The prime minister said, "Using laptops and computers started in every one of our offices by that time. Even our foreign embassies did not use computers. No one used a computer in the building of our embassy that we built in America. Joy had a job then. If we had to do any work, Joy would come after his job, type those and send those to me by email. I would print those out from here and give those to our office saying that it has to be done this way. We had to deal with a few things this way at that time."
She said, "We have built Digital Bangladesh today and done some work in steps. All these were done according to his suggestion, because he graduated in computer science from Bangalore University."
"He later took a degree in computer engineering from the University of Texas. He then obtained a master's degree from Harvard in 2007. I had insisted for him to be admitted there, but I could not help him because at that time I became a prisoner. But he continued his studies and finished his master's degree in public service."
"I would say that today we have been able to digitalise Bangladesh and popularise the education of technology. Everyone starting from my sister's son Redwan has worked with a number of initiatives to inspire the youth, to enable the youths to become established.

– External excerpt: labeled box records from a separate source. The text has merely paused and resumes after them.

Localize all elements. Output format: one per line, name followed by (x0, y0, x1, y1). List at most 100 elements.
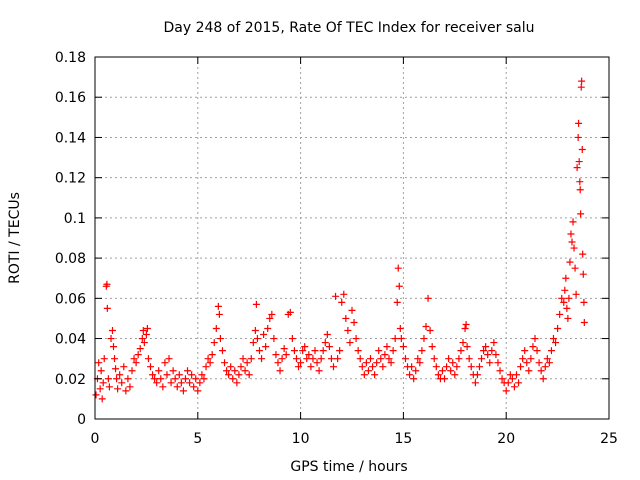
data-point (264, 325, 272, 332)
data-point (523, 359, 531, 367)
y-tick-label: 0 (77, 412, 86, 428)
data-point (301, 343, 309, 351)
data-point (430, 355, 438, 363)
data-point (212, 325, 220, 332)
data-point (272, 351, 280, 359)
data-point (572, 290, 580, 298)
data-point (515, 379, 523, 387)
data-point (325, 343, 333, 351)
data-point (239, 355, 247, 363)
data-point (124, 375, 132, 383)
data-point (198, 371, 206, 379)
data-point (144, 355, 152, 363)
data-point (387, 359, 395, 367)
data-point (114, 385, 122, 393)
data-point (367, 355, 375, 363)
data-point (346, 339, 354, 347)
data-point (134, 351, 142, 359)
data-point (426, 327, 434, 335)
data-point (151, 375, 159, 383)
data-point (307, 363, 315, 371)
data-point (288, 335, 296, 343)
data-point (196, 379, 204, 387)
grid (95, 57, 609, 419)
data-point (549, 335, 557, 343)
data-point (138, 335, 146, 343)
data-point (510, 383, 518, 391)
data-point (299, 347, 307, 355)
data-point (95, 359, 103, 367)
data-point (227, 363, 235, 371)
data-point (161, 359, 169, 367)
data-point (98, 395, 106, 403)
data-point (490, 339, 498, 347)
data-point (126, 383, 134, 391)
data-point (317, 355, 325, 363)
data-point (482, 343, 490, 351)
data-point (103, 280, 111, 288)
data-point (315, 367, 323, 375)
data-point (580, 318, 588, 326)
data-point (350, 318, 358, 326)
data-point (332, 292, 340, 300)
data-point (381, 351, 389, 359)
data-point (529, 343, 537, 351)
data-point (327, 355, 335, 363)
data-point (424, 294, 432, 302)
data-point (360, 371, 368, 379)
data-point (163, 371, 171, 379)
data-point (525, 367, 533, 375)
data-point (282, 351, 290, 359)
data-point (171, 375, 179, 383)
data-point (233, 379, 241, 387)
data-point (561, 286, 569, 294)
data-point (241, 367, 249, 375)
data-point (453, 363, 461, 371)
data-point (303, 355, 311, 363)
data-point (569, 218, 577, 226)
data-point (253, 335, 261, 343)
data-point (329, 363, 337, 371)
data-point (475, 363, 483, 371)
data-point (445, 355, 453, 363)
data-point (568, 238, 576, 246)
data-point (159, 383, 167, 391)
data-point (399, 343, 407, 351)
data-point (229, 375, 237, 383)
data-point (149, 371, 157, 379)
data-point (286, 308, 294, 316)
data-point (276, 367, 284, 375)
data-point (268, 310, 276, 318)
data-point (580, 298, 588, 306)
data-point (373, 359, 381, 367)
data-point (564, 314, 572, 322)
data-point (459, 339, 467, 347)
data-point (502, 387, 510, 395)
data-point (235, 371, 243, 379)
data-point (280, 345, 288, 353)
data-point (260, 331, 268, 339)
data-point (105, 383, 113, 391)
y-tick-label: 0.04 (55, 332, 86, 348)
data-point (214, 302, 222, 310)
data-point (321, 339, 329, 347)
data-point (266, 314, 274, 322)
data-point (397, 335, 405, 343)
ticks: 0 0.02 0.04 0.06 0.08 0.1 0.12 0.14 0.16 0.18 0 5 10… (55, 50, 618, 447)
data-point (99, 379, 107, 387)
data-point (278, 355, 286, 363)
data-point (132, 359, 140, 367)
data-point (216, 335, 224, 343)
data-point (153, 379, 161, 387)
data-point (92, 391, 100, 399)
data-point (389, 347, 397, 355)
data-point (319, 347, 327, 355)
data-point (104, 375, 112, 383)
data-point (342, 314, 350, 322)
data-point (478, 355, 486, 363)
data-point (255, 347, 263, 355)
data-point (563, 304, 571, 312)
data-point (471, 379, 479, 387)
data-point (576, 186, 584, 194)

Bangladesh is enjoying the consequences of that today," she added.
Prime minister unveils book on Joy's life, work
Marking the birthday of Sajeeb Wazed Joy, Prime Minister Sheikh Hasina unveiled a bilingual book titled "Sajeeb Wazed Joy: A Spirited Graceful Journey" on his life and work on Tuesday.
State Minister for Information and Communication Technology Zunaid Ahmed Palak was the advisory editor of the 160-page book.
The book contains a number of articles, newsletters and rare photographs on the colourful life of Sajeeb Wazed Joy. The book is dedicated to the young generation of Bangladesh.
'Bangladesh to lead the world under the leadership of Joy'
Awami League General Secretary and Road Transport and Bridges Minister Obaidul Quader has expressed his hope that Bangladesh, under the leadership of Joy, will lead the world in the Fourth Industrial Revolution.
"When the whole world was stunned due to the Covid-19 pandemic, the government services and businesses came to a halt. Now we understand what the Digital Bangladesh means," said the minister in a webinar titled "Digital Technology Advancing under the Leadership of People's Leader Sheikh Hasina: Pioneers from Mujib to Sajeeb" on Tuesday.
Obaidul Quader said, "The people are receiving fast services even amid the disruption caused by Covid-19. Nothing has stopped. They are advancing under the digital services."
Terming Joy an impartial, dedicated, patriotic and visionary scientist, he said, "Sajeeb Wazed Joy is the silent architect of this change in the ICT sector and we feel proud of him."
"When the dream of Digital Bangladesh was announced in Awami League's election manifesto in 2008, people made fun of it. They asked, 'What is Digital Bangladesh?' After around 12 years, we do not have to explain to people; rather they are making us understand what Digital Bangladesh is."
Saying that the Bangladesh today and the Bangladesh of 12 years ago are different, Obaidul Quader added, "We are now citizens of a new Bangladesh. The changed Bangladesh is part of the atomic energy and satellite-owning world."